Daniele Grassucci, direttore di Skuola.net, ha recentemente sottolineato come il colloquio sia stato ripensato per coprire quattro discipline fondamentali, con una durata complessiva stimata tra i 45 e i 60 minuti. Questa articolazione impone ai candidati una gestione rigorosa dell'esposizione, dove la capacità di sintesi e il collegamento interdisciplinare diventano requisiti essenziali per ottenere una valutazione positiva.

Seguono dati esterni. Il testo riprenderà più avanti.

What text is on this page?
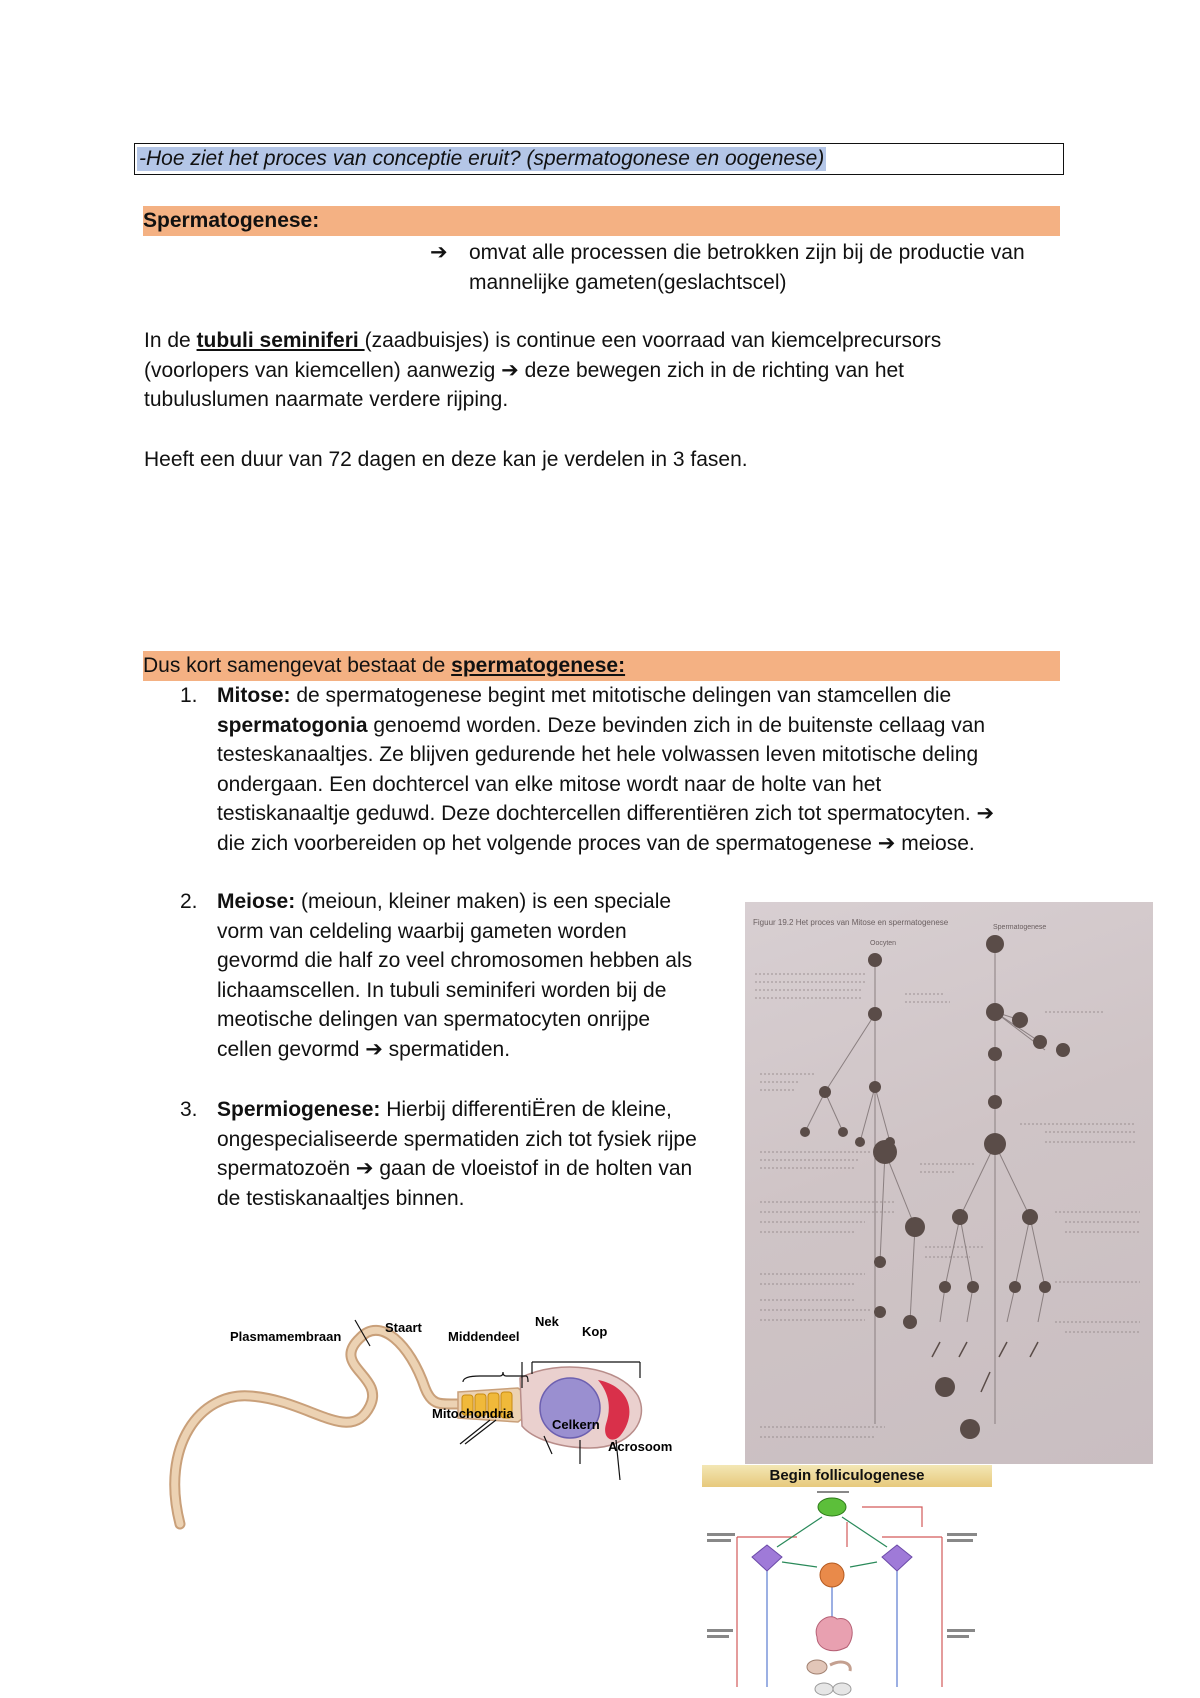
-Hoe ziet het proces van conceptie eruit? (spermatogonese en oogenese)
Spermatogenese:
➔ omvat alle processen die betrokken zijn bij de productie van
mannelijke gameten(geslachtscel)
In de tubuli seminiferi (zaadbuisjes) is continue een voorraad van kiemcelprecursors
(voorlopers van kiemcellen) aanwezig ➔ deze bewegen zich in de richting van het
tubuluslumen naarmate verdere rijping.
Heeft een duur van 72 dagen en deze kan je verdelen in 3 fasen.
Dus kort samengevat bestaat de spermatogenese:
1. Mitose: de spermatogenese begint met mitotische delingen van stamcellen die
spermatogonia genoemd worden. Deze bevinden zich in de buitenste cellaag van
testeskanaaltjes. Ze blijven gedurende het hele volwassen leven mitotische deling
ondergaan. Een dochtercel van elke mitose wordt naar de holte van het
testiskanaaltje geduwd. Deze dochtercellen differentiëren zich tot spermatocyten. ➔
die zich voorbereiden op het volgende proces van de spermatogenese ➔ meiose.
2. Meiose: (meioun, kleiner maken) is een speciale
vorm van celdeling waarbij gameten worden
gevormd die half zo veel chromosomen hebben als
lichaamscellen. In tubuli seminiferi worden bij de
meotische delingen van spermatocyten onrijpe
cellen gevormd ➔ spermatiden.
3. Spermiogenese: Hierbij differentiËren de kleine,
ongespecialiseerde spermatiden zich tot fysiek rijpe
spermatozoën ➔ gaan de vloeistof in de holten van
de testiskanaaltjes binnen.
Figuur 19.2 Het proces van Mitose en spermatogenese
Oocyten
Spermatogenese
Plasmamembraan
Staart
Middendeel
Nek
Kop
Mitochondria
Celkern
Acrosoom
Begin folliculogenese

Le nuove variabili del colloquio di maturità
Oltre alla struttura delle materie, un elemento di grande rilievo quest'anno è il peso specifico attribuito al voto in condotta. La valutazione del comportamento non è più un elemento di contorno, ma incide direttamente sul profilo complessivo dello studente, rendendo il colloquio un momento di verifica dell'intero percorso formativo. Come evidenziato dagli esperti, la strategia migliore per affrontare questa prova è la coerenza.
Colloquio rinnovato su quattro discipline, la durata di circa 45/60 minuti e il peso del voto in condotta: ecco tutte le novità per gli studenti.
Il consiglio rivolto ai maturandi è chiaro: è assolutamente vietato fare scena muta. La commissione, composta da docenti interni ed esterni, valuta non solo la conoscenza nozionistica, ma anche la maturità critica e la capacità di argomentare in modo fluido. La preparazione deve quindi puntare sulla qualità dell'esposizione, evitando di frammentare troppo il discorso e cercando di mantenere un filo logico che unisca le diverse discipline coinvolte nel colloquio.
Per i docenti, gestire una commissione d'esame richiede competenze trasversali sempre più affinate, specialmente in un contesto in cui la didattica digitale e le nuove metodologie di valutazione stanno ridefinendo gli standard scolastici. L'aggiornamento costante rimane l'unico strumento efficace per accompagnare gli studenti in questo delicato passaggio verso l'università o il mondo del lavoro.